Our History

The History of JFS

From 1977 to 1982, several dedicated volunteers pioneered the establishment of a Jewish counseling agency for Somerset County.

Betty Roswell and Margit Feldman served as co–chairs of the founding committee that included Rabbi Michael Abraham, Adele Blumberg, Shuey Horowitz, Gert Robinovitz, Kenneth Straussfeld, Burton Shimonovsky, Esther Kaufman, Evelyn and Abe Rosen, and Ken Segal.

In October 1978, the founders voted to establish an agency separate from the Jewish Federation and JFS subsequently opened its doors on May 6, 1980. Ken Segal graciously donated a vacant office at 18 Hamilton Street in Bound Brook and that location became the first official home of JFS.

Ann Schulman, the first director, was hired on a two–day per week basis. Her responsibilities were to develop a caseload, administer the agency, provide counseling, and promote JFS throughout the county. Quite a job for two days a week!

Ann Schulman was followed by four other capable directors: Brenda Butler, Karen Perkul, Zina Freundlich and Tova Friedman. Mrs. Friedman served JFS for over 20 years. In 2008, JFS welcomed Jerry Starr, our present director.

As JFS continued to grow over the early years, more space was urgently needed. JFS moved from 18 Hamilton Street to a larger office in Bound Brook. After an extensive search, a Board committee recommended the renting of a beautiful home at 150 W. High Street in Somerville, which has been occupied by JFS since October 1, 1985.

In the late 1990’s, under the able leadership of Jerry Zweig and Linda Jerrow, JFS began a building fund campaign for acquiring, expanding, and renovating the building. A matching gift campaign was established which raised the money needed to purchase the building. In May 2000, the dream of owning our own facility came to fruition and the task of expanding and renovating began.

In addition, JFS also offers career counseling, resettlement of refugees, kosher food assistance, an Elderly Support Program, the Holocaust Survivors Assistance Program including Café Europa, the Family Mentor / Senior Friendly Visitor Program, Ohr Tikvah Community Outreach Program / Speakers Bureau, and information and referral services.

Over the past forty years, JFS has continued to grow, expanding services and programs to the community. In the 1980's, JFS became a non-sectarian agency and began to receive financial support not only from the Jewish Federation, but from Somerset County United Way, Hunterdon County United Way and the County of Somerset as well as several grants from the federal government along with an increasing amount of support from the community.

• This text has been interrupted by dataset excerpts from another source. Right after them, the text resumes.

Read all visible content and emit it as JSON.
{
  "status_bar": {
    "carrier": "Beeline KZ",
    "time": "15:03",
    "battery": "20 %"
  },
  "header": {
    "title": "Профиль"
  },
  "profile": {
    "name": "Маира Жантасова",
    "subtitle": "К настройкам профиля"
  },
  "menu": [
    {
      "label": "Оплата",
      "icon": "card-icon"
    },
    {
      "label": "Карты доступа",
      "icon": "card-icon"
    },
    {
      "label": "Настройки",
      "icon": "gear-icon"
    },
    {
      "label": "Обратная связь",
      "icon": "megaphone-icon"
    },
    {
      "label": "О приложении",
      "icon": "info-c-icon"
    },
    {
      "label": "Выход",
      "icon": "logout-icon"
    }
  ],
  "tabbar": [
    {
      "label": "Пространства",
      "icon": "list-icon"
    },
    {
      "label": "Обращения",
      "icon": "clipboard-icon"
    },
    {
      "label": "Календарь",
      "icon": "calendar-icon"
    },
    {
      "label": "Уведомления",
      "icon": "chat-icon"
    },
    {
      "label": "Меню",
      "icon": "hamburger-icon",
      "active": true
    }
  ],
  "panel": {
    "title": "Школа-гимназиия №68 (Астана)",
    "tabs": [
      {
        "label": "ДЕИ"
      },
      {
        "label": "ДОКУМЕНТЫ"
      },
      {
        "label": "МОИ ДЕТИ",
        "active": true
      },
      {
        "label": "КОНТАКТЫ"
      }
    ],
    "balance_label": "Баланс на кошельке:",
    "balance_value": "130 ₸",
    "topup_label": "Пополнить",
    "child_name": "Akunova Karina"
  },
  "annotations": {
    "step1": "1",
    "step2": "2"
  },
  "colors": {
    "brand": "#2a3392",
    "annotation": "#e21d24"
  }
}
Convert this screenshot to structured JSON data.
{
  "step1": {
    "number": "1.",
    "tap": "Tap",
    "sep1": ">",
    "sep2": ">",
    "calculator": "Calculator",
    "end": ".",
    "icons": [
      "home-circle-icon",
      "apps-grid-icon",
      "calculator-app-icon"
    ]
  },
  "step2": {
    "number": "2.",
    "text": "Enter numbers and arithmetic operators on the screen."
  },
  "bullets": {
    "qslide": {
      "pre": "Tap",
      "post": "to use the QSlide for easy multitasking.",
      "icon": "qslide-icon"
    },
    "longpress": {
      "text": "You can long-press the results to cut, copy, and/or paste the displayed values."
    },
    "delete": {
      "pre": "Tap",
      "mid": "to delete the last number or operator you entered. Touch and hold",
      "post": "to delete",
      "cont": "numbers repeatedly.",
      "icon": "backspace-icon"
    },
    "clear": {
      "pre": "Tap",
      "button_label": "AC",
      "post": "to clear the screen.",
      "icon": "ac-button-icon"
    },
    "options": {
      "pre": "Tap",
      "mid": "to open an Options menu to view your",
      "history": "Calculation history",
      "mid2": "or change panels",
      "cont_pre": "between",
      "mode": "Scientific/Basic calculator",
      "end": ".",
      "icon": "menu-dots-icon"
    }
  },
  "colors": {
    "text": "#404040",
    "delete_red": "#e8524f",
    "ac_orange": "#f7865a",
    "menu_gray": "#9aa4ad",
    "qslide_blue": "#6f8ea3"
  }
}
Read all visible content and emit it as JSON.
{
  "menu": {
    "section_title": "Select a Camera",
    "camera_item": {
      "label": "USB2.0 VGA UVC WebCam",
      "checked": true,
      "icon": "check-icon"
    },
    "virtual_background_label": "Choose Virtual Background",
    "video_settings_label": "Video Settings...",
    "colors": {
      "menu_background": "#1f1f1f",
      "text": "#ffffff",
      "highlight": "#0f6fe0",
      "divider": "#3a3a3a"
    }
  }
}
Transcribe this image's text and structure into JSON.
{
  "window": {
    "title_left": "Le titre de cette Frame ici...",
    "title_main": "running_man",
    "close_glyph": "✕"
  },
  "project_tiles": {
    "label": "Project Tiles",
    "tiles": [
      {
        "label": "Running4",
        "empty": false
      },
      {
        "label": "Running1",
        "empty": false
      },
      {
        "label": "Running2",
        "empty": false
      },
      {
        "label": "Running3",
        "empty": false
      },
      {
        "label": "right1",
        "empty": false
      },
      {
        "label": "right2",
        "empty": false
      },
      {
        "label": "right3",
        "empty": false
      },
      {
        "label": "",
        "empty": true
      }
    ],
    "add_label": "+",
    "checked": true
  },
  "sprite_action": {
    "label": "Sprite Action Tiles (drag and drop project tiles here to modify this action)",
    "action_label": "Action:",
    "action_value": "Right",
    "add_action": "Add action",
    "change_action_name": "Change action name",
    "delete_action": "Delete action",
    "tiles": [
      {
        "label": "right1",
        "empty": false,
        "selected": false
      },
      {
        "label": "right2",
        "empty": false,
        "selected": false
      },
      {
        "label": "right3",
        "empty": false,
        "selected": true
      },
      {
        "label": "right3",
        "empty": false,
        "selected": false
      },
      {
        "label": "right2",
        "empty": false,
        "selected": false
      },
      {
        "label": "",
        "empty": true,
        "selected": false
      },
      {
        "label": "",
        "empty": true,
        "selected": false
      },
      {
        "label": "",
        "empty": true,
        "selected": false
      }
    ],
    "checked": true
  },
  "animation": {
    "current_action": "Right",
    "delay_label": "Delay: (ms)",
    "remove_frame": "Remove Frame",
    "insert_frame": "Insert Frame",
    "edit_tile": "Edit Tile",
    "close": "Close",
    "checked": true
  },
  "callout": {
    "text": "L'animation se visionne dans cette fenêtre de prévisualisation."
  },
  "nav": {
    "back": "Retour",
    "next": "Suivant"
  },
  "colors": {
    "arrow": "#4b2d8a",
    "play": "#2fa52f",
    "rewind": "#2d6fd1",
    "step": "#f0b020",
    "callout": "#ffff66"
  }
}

With this additional funding JFS has been able to expand its services to include Counseling programs for families, children, and the elderly, Career Counseling, Emergency Food Assistance, Hebrew Free Loan Program, Senior Support Services, the Holocaust Survivors Assistance Program including Cafe' Europa, Volunteer programs including the Family Mentor / Senior Friendly Visitor Program, Expanding Horizons, a program for individuals with special needs and their families and Ohr Tikvah Community Outreach Program / Speakers Bureau, and Information and Referral services.